In brief this is how the process worked:
prepare you AD such as that you can match your AD accounts using the same login, that these accounts have on OpenLDAP
setup a new NC instance and configure it to use AD, but in such a way, that you can login using the OpenLDAP user account names, make sure that in oc_account each uid has the same owncloud_name as in the old instance (in the Expert settings!), if you used that before
check your new instance and try logging into NC
check the database tables oc_accounts and oc_ldap_user_mappings - make sure that the owncloud_name in oc_ldap_mappings match the uid values in oc_accounts
if you can successfully login to your new NC instance by providing your OpenLDAP usernames, shutdown the NC instance
dump the database of your new NC instance, in case you’re messing something up along the way, that follows…
mysqldump -u root nextcloud > new_instance_dump.sql
dump the oc_ldap_user_mapping table separately:
mysqldump -u root nextcloud oc_ldap_user_mapping > oc_ldap_user_mapping_new.sql
dump the oc_ldap_group_mapping table separately:
mysqldump -u root nextcloud oc_ldap_group_mapping > oc_ldap_group_mapping_new.sql
dump the user_ldap configuration from oc_appconfig separately:
mysqldump --opt -u root nextcloud oc_appconfig --where="appid='user_ldap'" > oc_appconfig.sql;
remove the drop table/create table commands from the exported oc_appconfig_new.sql(!)
dump the database from your current NC and transfer it over to the new instance:
mysqldump -u root nextcloud > production_dump.sql
drop the entire NC database on your new instance and create a blank one: mysql -u root -e "DROP DATABASE nextcloud; CREATE DATABASE nextcloud CHARACTER SET utf8mb4 COLLATE utf8mb4_general_ci; GRANT ALL PRIVILEGES on nextcloud.* to nextcloud@localhost;"
import the complete dump of your production NC database on your new instance: mysql -u root nextcloud < production_dump.sql
drop the table oc_ldap_user_mappings and oc_ldap_group_mappings from the nextcloud db:
mysql -u root nextcloud -e "drop table oc_ldap_user_mapping; drop table oc_ldap_group_mapping;"
import the dump of oc_ldap_user_mappings from your local installation:
mysql -u root nextcloud < oc_ldap_user_mapping_new.sql
import the dump of oc_ldap_group_mappings from your local installation:
mysql -u root nextcloud < oc_ldap_group_mapping_new.sql
delete all rows from your oc_appconfig table where appid ist "user_ldap’:
mysql -u root nextcloud -e "delete from oc_appconfig where appid='user_ldap';"
import the ‘ldap config for AD’:
mysql -u root nextcloud < oc_appconfig.sql
This should do it for the “migration” of the user accounts from OpenLDAP to AD. I actually went further and moved the entire nextcloud directory over to the new host and also arranged for the data directory to be placed at the same location.

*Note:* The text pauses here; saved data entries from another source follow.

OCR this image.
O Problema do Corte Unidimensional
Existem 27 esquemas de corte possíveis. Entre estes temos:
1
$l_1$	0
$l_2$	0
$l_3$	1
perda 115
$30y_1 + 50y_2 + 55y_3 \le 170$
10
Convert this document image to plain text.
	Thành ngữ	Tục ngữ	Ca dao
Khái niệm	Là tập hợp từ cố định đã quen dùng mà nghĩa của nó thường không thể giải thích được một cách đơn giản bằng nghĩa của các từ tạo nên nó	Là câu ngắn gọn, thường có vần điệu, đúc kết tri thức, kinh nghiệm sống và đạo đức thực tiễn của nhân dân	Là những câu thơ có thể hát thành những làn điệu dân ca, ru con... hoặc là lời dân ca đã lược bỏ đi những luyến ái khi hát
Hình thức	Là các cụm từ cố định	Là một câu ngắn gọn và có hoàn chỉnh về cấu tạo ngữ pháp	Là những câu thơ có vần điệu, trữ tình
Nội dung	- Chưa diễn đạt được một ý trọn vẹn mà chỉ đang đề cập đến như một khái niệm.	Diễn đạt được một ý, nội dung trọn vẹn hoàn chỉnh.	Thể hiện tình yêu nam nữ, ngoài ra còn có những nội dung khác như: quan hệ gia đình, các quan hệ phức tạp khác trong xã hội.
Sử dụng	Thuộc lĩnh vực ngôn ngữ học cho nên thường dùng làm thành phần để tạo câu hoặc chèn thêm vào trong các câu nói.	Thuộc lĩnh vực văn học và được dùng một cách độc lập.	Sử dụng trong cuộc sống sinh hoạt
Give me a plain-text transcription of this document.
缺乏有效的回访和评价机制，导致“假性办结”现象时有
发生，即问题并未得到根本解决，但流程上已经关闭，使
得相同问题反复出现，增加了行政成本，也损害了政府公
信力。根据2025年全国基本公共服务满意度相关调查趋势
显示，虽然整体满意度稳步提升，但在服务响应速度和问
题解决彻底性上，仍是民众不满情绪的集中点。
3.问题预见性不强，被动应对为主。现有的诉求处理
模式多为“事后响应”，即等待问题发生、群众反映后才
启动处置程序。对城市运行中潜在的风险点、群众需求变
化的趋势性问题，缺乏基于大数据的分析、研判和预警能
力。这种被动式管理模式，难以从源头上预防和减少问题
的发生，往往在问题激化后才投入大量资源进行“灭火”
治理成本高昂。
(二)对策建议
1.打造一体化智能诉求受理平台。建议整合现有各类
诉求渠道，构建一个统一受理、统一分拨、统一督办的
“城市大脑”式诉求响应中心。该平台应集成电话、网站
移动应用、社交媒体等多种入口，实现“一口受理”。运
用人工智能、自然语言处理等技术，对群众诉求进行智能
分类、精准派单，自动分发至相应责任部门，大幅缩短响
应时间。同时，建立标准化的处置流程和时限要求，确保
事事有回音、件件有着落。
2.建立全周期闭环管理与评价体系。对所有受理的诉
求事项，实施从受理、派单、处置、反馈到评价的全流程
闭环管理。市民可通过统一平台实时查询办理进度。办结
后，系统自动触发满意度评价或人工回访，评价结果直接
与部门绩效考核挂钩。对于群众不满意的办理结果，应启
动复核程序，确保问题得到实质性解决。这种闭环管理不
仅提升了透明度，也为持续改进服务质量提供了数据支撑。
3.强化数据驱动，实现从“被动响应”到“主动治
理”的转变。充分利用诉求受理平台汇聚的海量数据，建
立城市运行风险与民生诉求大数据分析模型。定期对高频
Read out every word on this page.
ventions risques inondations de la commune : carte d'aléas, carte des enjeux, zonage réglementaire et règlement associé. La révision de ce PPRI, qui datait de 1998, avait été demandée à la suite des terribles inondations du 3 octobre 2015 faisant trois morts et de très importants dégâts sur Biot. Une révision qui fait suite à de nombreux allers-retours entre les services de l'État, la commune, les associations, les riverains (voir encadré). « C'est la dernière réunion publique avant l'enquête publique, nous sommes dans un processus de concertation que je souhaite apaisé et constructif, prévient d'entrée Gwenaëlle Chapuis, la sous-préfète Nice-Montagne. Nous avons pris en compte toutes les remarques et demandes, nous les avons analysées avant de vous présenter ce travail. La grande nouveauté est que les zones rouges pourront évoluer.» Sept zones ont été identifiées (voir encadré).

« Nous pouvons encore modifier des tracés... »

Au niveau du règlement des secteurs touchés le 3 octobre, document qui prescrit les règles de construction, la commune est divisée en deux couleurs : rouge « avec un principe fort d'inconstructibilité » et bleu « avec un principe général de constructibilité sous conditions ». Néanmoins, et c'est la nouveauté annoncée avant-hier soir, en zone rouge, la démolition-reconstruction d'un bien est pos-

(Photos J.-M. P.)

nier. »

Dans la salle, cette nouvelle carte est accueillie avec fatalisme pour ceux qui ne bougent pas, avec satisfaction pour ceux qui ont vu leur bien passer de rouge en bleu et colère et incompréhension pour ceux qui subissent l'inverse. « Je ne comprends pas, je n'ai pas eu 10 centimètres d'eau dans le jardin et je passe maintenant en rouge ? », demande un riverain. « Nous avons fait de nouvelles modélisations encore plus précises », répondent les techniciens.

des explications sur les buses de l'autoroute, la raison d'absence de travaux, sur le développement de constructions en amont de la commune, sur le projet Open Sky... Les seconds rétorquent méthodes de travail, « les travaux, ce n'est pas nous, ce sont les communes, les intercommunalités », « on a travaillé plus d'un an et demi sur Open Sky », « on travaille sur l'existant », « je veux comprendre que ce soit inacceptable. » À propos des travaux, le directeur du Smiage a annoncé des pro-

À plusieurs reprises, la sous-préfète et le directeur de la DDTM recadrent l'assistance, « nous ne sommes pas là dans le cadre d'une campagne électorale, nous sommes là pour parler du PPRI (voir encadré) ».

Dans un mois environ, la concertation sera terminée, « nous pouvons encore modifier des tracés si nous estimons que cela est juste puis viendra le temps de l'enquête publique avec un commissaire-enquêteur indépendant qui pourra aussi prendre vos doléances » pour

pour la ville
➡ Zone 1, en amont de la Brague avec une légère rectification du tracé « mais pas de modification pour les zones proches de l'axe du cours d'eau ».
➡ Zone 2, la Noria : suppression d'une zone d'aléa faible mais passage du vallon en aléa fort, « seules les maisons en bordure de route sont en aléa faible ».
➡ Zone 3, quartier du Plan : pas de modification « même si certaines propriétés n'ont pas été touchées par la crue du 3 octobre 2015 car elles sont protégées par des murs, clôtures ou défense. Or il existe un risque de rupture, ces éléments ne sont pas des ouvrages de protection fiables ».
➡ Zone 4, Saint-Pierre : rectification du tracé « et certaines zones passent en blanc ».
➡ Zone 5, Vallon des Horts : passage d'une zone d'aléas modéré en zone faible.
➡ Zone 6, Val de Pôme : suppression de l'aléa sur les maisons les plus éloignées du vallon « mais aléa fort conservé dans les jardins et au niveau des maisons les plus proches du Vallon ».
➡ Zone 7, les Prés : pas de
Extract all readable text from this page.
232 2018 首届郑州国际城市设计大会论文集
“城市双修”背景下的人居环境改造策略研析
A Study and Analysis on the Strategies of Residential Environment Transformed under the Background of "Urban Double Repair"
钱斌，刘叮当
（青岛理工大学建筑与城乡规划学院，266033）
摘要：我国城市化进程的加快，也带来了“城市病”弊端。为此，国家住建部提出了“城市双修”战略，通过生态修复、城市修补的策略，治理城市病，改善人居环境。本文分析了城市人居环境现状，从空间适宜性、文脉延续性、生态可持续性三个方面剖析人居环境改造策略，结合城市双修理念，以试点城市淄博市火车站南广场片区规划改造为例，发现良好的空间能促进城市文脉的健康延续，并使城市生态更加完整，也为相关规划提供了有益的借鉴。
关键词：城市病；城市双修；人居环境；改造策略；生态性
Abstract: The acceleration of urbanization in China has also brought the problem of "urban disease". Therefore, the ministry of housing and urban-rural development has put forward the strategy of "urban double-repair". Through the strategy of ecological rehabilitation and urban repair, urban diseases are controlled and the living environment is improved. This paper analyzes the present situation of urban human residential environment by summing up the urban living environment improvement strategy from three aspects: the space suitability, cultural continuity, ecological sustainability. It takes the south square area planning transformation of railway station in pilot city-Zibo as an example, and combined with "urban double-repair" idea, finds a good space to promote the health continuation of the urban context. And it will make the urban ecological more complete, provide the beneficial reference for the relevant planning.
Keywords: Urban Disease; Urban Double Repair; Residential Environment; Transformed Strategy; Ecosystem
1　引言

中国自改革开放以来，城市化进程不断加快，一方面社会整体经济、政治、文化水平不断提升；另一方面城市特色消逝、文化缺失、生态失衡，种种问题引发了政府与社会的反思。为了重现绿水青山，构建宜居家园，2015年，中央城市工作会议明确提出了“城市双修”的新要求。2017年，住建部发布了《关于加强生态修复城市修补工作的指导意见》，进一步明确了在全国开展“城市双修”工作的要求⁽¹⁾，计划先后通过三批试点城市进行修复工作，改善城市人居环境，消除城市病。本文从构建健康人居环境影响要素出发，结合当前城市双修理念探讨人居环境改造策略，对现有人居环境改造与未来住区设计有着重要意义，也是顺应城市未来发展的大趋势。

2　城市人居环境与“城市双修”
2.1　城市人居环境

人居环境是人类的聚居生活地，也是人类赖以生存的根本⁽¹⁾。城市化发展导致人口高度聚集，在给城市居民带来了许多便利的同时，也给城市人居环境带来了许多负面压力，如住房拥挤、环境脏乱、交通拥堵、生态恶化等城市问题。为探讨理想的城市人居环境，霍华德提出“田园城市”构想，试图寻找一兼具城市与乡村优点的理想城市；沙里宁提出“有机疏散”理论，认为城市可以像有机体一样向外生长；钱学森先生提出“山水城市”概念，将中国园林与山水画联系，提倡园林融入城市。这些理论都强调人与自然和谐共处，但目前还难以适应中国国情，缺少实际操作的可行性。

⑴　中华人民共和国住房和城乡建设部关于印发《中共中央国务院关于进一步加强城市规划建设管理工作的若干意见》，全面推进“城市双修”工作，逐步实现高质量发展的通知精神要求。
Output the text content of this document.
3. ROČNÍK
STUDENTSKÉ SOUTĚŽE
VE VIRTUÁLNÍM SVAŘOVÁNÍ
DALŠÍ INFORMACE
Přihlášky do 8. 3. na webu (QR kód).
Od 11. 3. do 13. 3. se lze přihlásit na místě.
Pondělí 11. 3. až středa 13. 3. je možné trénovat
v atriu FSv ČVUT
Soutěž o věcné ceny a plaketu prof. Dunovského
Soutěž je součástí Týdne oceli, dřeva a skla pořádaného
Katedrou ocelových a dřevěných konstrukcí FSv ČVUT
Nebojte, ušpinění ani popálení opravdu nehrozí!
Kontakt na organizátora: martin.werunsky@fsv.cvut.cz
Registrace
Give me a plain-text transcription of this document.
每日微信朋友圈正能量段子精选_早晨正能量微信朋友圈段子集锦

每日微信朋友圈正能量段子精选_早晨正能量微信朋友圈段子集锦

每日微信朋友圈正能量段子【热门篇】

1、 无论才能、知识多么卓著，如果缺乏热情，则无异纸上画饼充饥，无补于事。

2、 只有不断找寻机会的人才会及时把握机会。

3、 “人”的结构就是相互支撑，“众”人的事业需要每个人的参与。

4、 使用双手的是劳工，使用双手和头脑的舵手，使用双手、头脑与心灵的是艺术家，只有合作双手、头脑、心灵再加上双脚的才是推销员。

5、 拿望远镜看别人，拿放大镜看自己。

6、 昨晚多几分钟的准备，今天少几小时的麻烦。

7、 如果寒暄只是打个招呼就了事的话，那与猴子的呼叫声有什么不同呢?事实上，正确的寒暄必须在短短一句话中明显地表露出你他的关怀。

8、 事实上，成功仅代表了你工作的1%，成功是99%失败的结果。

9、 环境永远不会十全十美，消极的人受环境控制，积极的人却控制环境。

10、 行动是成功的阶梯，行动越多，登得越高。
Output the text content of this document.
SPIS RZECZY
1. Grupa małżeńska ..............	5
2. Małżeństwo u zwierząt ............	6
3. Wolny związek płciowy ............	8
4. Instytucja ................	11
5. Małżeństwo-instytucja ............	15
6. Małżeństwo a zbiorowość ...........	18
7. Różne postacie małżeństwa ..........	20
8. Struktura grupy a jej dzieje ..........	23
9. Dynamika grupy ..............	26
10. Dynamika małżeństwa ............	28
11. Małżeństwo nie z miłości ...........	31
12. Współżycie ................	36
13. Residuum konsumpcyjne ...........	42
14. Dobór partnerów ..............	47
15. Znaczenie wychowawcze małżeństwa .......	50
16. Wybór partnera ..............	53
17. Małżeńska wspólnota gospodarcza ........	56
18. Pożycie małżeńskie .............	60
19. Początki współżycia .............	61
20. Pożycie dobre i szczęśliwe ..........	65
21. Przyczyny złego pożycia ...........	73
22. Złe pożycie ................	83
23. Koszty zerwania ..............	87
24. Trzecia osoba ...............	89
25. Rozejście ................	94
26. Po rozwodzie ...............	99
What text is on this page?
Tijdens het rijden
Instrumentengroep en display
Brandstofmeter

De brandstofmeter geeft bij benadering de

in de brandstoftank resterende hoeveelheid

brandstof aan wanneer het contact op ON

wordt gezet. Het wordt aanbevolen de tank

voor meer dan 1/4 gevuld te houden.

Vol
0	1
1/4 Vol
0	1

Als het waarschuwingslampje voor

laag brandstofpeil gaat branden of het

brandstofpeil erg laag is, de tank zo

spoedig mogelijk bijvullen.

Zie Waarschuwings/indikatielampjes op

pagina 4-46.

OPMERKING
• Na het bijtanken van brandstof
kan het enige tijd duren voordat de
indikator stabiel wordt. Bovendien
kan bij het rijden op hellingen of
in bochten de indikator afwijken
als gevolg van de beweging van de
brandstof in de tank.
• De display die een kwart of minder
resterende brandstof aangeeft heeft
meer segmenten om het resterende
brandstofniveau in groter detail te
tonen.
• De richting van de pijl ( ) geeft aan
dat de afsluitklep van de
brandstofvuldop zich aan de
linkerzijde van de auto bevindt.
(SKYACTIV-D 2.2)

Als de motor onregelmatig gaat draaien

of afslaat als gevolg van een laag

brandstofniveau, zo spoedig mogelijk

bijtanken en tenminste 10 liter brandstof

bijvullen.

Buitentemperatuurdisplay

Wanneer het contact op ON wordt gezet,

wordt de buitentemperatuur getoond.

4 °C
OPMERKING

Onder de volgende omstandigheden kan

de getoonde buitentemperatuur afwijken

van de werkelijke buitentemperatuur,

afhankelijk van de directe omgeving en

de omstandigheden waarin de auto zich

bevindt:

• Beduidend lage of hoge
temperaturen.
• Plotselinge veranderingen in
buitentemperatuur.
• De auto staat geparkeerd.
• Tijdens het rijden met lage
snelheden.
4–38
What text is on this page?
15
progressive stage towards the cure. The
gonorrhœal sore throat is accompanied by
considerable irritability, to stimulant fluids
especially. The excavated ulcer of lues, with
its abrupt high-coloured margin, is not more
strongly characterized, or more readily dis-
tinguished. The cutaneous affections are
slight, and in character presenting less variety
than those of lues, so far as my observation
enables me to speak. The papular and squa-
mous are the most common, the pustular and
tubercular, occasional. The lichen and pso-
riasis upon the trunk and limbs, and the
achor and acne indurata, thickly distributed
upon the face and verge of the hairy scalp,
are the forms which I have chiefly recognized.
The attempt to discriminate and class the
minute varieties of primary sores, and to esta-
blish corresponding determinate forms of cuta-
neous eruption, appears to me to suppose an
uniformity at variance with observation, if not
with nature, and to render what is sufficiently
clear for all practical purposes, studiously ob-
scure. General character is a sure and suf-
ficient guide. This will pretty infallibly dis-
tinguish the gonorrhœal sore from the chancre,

Afterwards I startet the necessary services for my new NC instance and was able to login using my regular AD account, by providing my “OpenLDAP” username. Afaik, all the shares and shared links do work correctly, which had been my main concern…
Cheers,
budy
hey, fantastic work, hats off!
One minor thingie: I do happen to have a different AD directory connected to the NC server, alongside the OpenLDAP one. My migration task would be to move AD1/LDAP1 to AD1/AD2, leaving the AD1 connection as it is.
Following your steps, do you think it would work when I would set up the AD1 connection on the new NC instance?
Cheers!
As long as you get the config right for both of them, that should work. Just setup AD2’s config on your new NC instrance the same way it has been on your original one and only care about AD1. Getting this correct should get you all your accounts on your new NC instance, where the UUIDs of the AD1’s users accounts are different than before, but the UUIDs of your AD2’s users are not.
The rest of the procedure should be quite the same.